И вдруг резкая боль вцепилась в сердце. «Ах, Олечка, Олечка, что ты наделала?» Он вздохнул и со стоном выдохнул эту боль.
Свадьба была назначена на 10 февраля. В доме Суриковых шла предсвадебная суета: за две недели надо было приготовить приданое. Сестры погрузились в радостные заботы и беготню. То и дело домой приносились пакеты, коробки, картонки. В комнате у сестер постоянное оживление, споры, смех. Подруги принимали участие в обсуждении всех предсвадебных приготовлений.
И вот наступил знаменательный день, о котором через 55 лет Ольга Васильевна написала: «…Все это заняло три недели на масленице 1902 года. Мы повенчались в Хамовнической церкви (она и сейчас стоит на том же месте, расписанная букетиками), и я всегда просила Петра Петровича написать эту разноцветную церковку.

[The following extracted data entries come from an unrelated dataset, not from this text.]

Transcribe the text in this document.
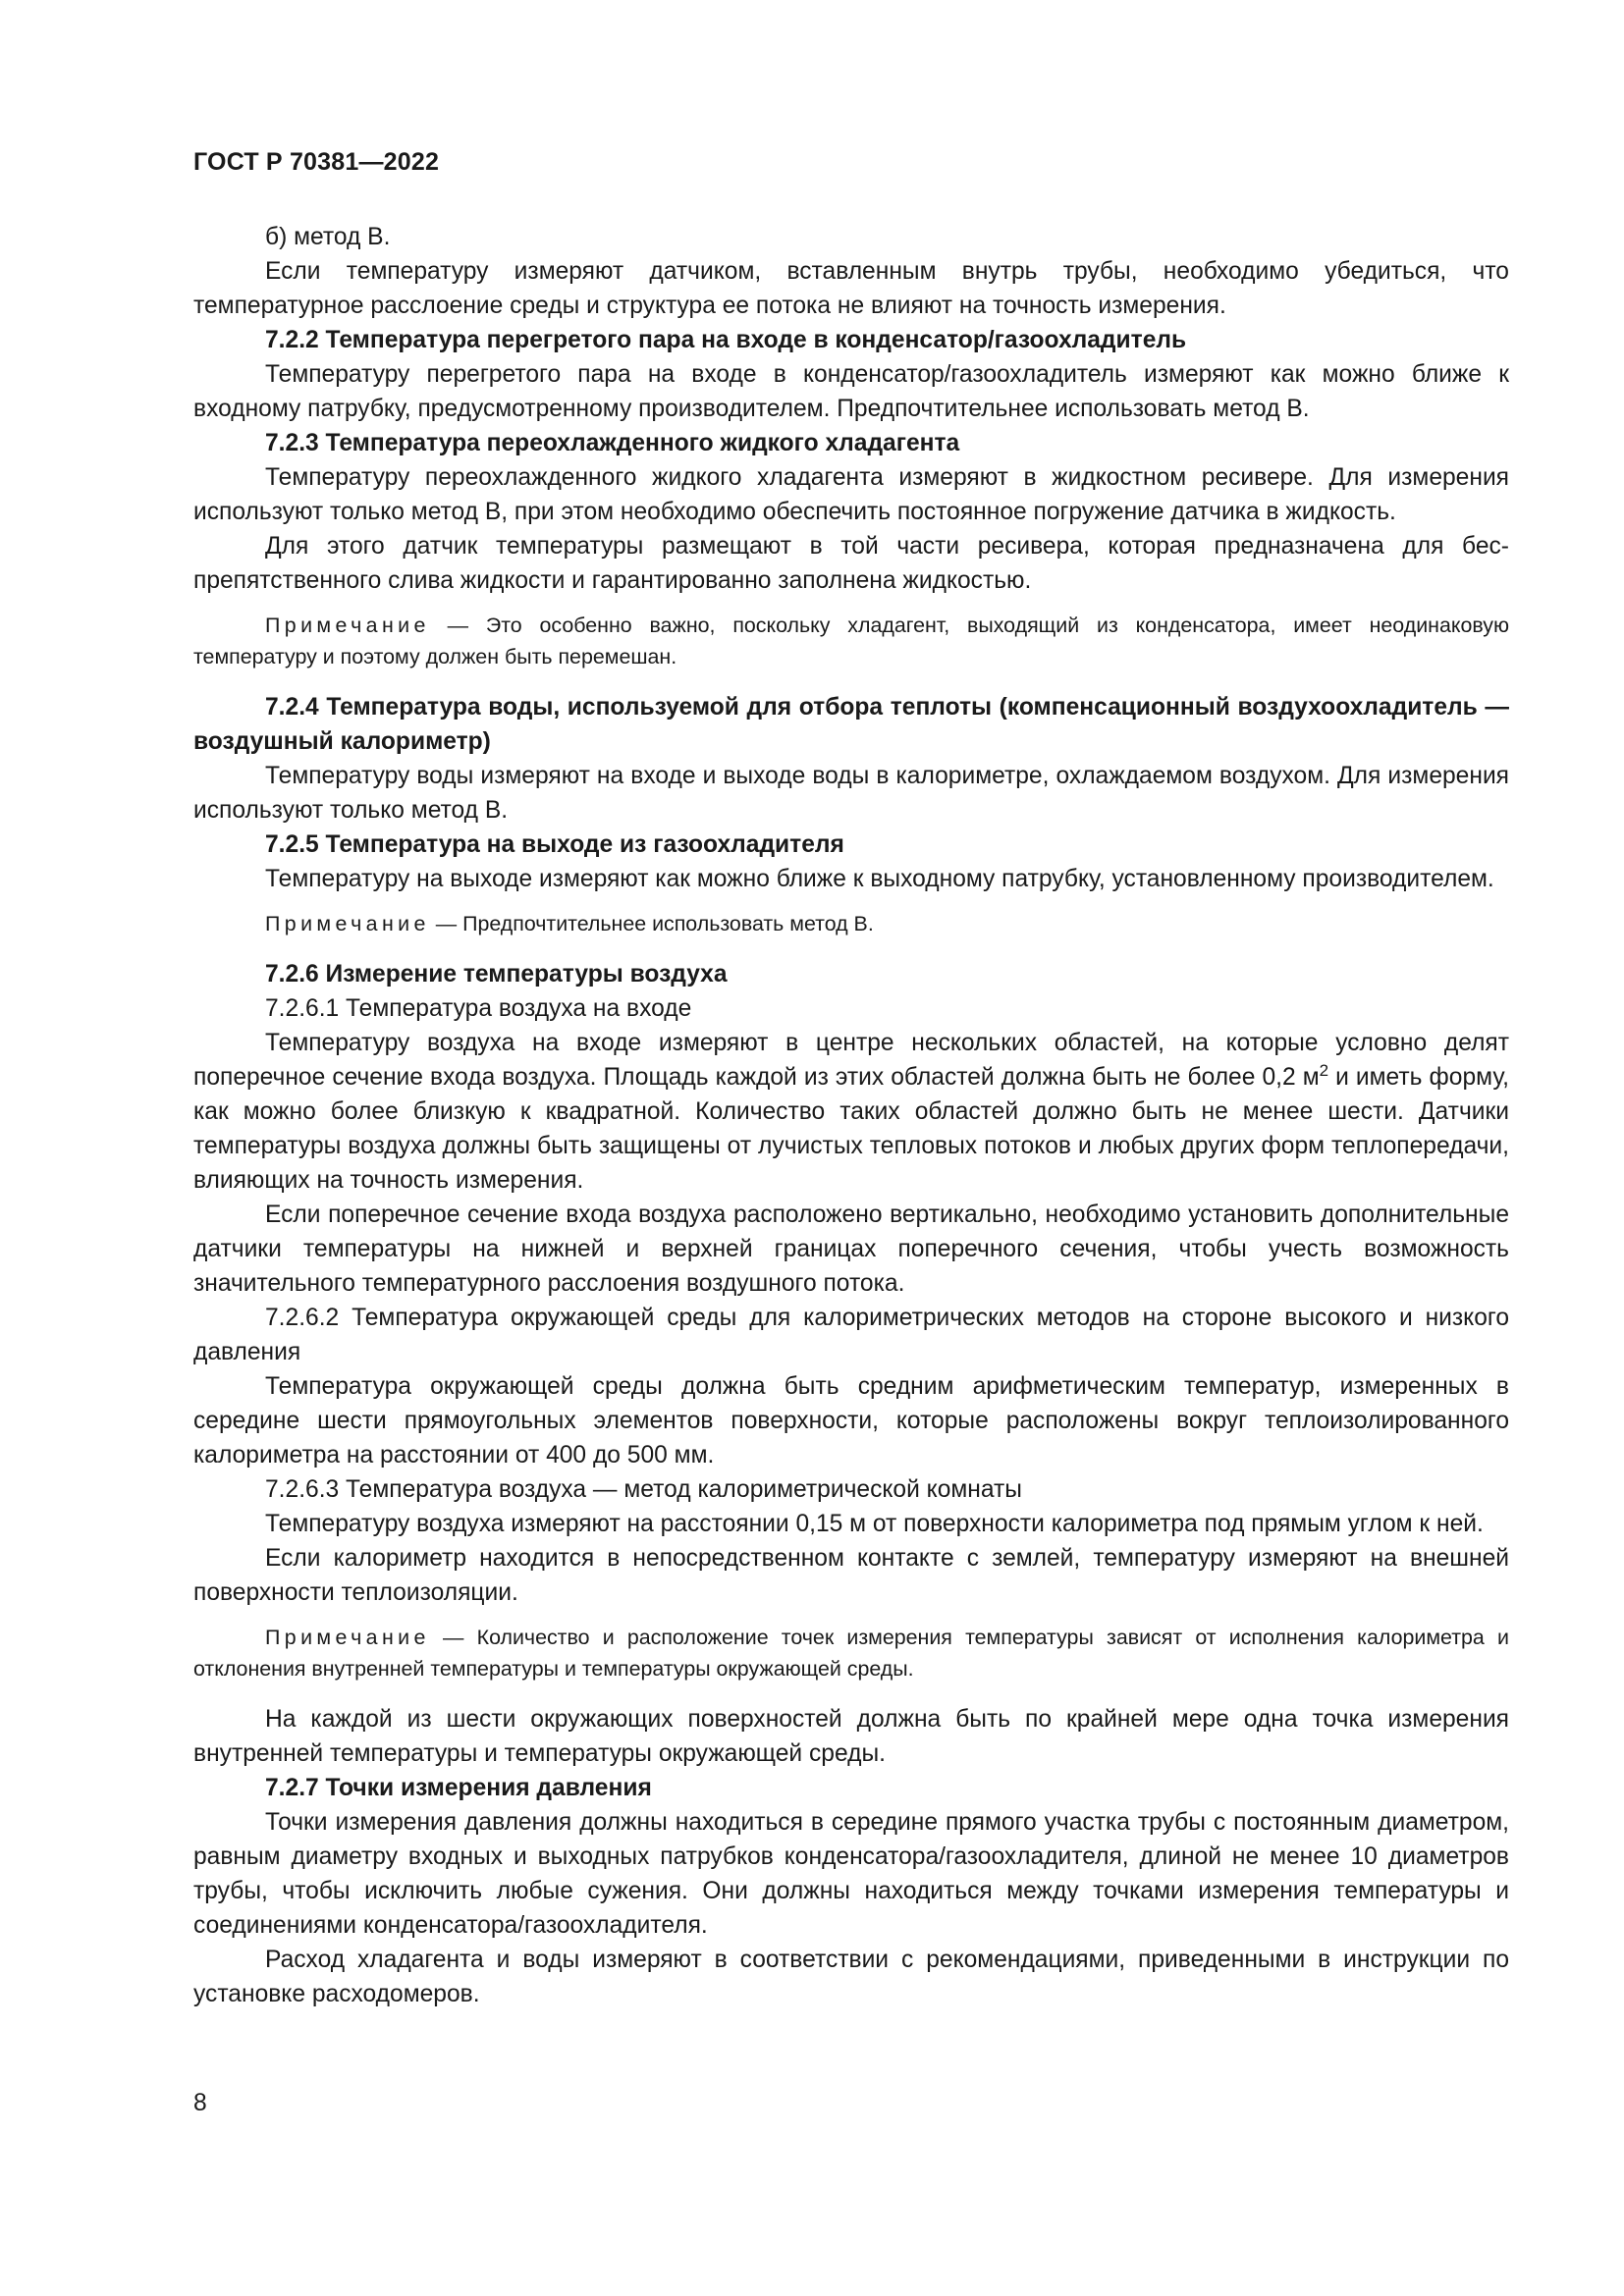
ГОСТ Р 70381—2022

б) метод В.

Если температуру измеряют датчиком, вставленным внутрь трубы, необходимо убедиться, что температурное расслоение среды и структура ее потока не влияют на точность измерения.

7.2.2 Температура перегретого пара на входе в конденсатор/газоохладитель

Температуру перегретого пара на входе в конденсатор/газоохладитель измеряют как можно ближе к входному патрубку, предусмотренному производителем. Предпочтительнее использовать метод В.

7.2.3 Температура переохлажденного жидкого хладагента

Температуру переохлажденного жидкого хладагента измеряют в жидкостном ресивере. Для измерения используют только метод В, при этом необходимо обеспечить постоянное погружение датчика в жидкость.

Для этого датчик температуры размещают в той части ресивера, которая предназначена для беспрепятственного слива жидкости и гарантированно заполнена жидкостью.

Примечание — Это особенно важно, поскольку хладагент, выходящий из конденсатора, имеет неодинаковую температуру и поэтому должен быть перемешан.

7.2.4 Температура воды, используемой для отбора теплоты (компенсационный воздухоохладитель — воздушный калориметр)

Температуру воды измеряют на входе и выходе воды в калориметре, охлаждаемом воздухом. Для измерения используют только метод В.

7.2.5 Температура на выходе из газоохладителя

Температуру на выходе измеряют как можно ближе к выходному патрубку, установленному производителем.

Примечание — Предпочтительнее использовать метод В.

7.2.6 Измерение температуры воздуха

7.2.6.1 Температура воздуха на входе

Температуру воздуха на входе измеряют в центре нескольких областей, на которые условно делят поперечное сечение входа воздуха. Площадь каждой из этих областей должна быть не более 0,2 $м^2$ и иметь форму, как можно более близкую к квадратной. Количество таких областей должно быть не менее шести. Датчики температуры воздуха должны быть защищены от лучистых тепловых потоков и любых других форм теплопередачи, влияющих на точность измерения.

Если поперечное сечение входа воздуха расположено вертикально, необходимо установить дополнительные датчики температуры на нижней и верхней границах поперечного сечения, чтобы учесть возможность значительного температурного расслоения воздушного потока.

7.2.6.2 Температура окружающей среды для калориметрических методов на стороне высокого и низкого давления

Температура окружающей среды должна быть средним арифметическим температур, измеренных в середине шести прямоугольных элементов поверхности, которые расположены вокруг теплоизолированного калориметра на расстоянии от 400 до 500 мм.

7.2.6.3 Температура воздуха — метод калориметрической комнаты

Температуру воздуха измеряют на расстоянии 0,15 м от поверхности калориметра под прямым углом к ней.

Если калориметр находится в непосредственном контакте с землей, температуру измеряют на внешней поверхности теплоизоляции.

Примечание — Количество и расположение точек измерения температуры зависят от исполнения калориметра и отклонения внутренней температуры и температуры окружающей среды.

На каждой из шести окружающих поверхностей должна быть по крайней мере одна точка измерения внутренней температуры и температуры окружающей среды.

7.2.7 Точки измерения давления

Точки измерения давления должны находиться в середине прямого участка трубы с постоянным диаметром, равным диаметру входных и выходных патрубков конденсатора/газоохладителя, длиной не менее 10 диаметров трубы, чтобы исключить любые сужения. Они должны находиться между точками измерения температуры и соединениями конденсатора/газоохладителя.

Расход хладагента и воды измеряют в соответствии с рекомендациями, приведенными в инструкции по установке расходомеров.

8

Я приехала на венчание в белой фате, со мной приехал маленький сын Валентина Александровича Серова — Юра с образом, а в церкви шафера несли за мной мой огромный шлейф. Шаферами были Максим Петрович Кончаловский, художник Милиотти и Давид Иванович Иловайский. Тут же я увидела Врубеля, он уже тогда был очень странный, видимо, у него начиналась болезнь, которая привела его в больницу для умалишенных. После венчания мы все поехали к нам в Леонтьевский переулок. Потом нас проводили на вокзал, и мы уехали в Петербург».
Все это записала Ольга Васильевна в своей летописи, что служит опорой книге, которую ты, читатель, сейчас держишь в руках.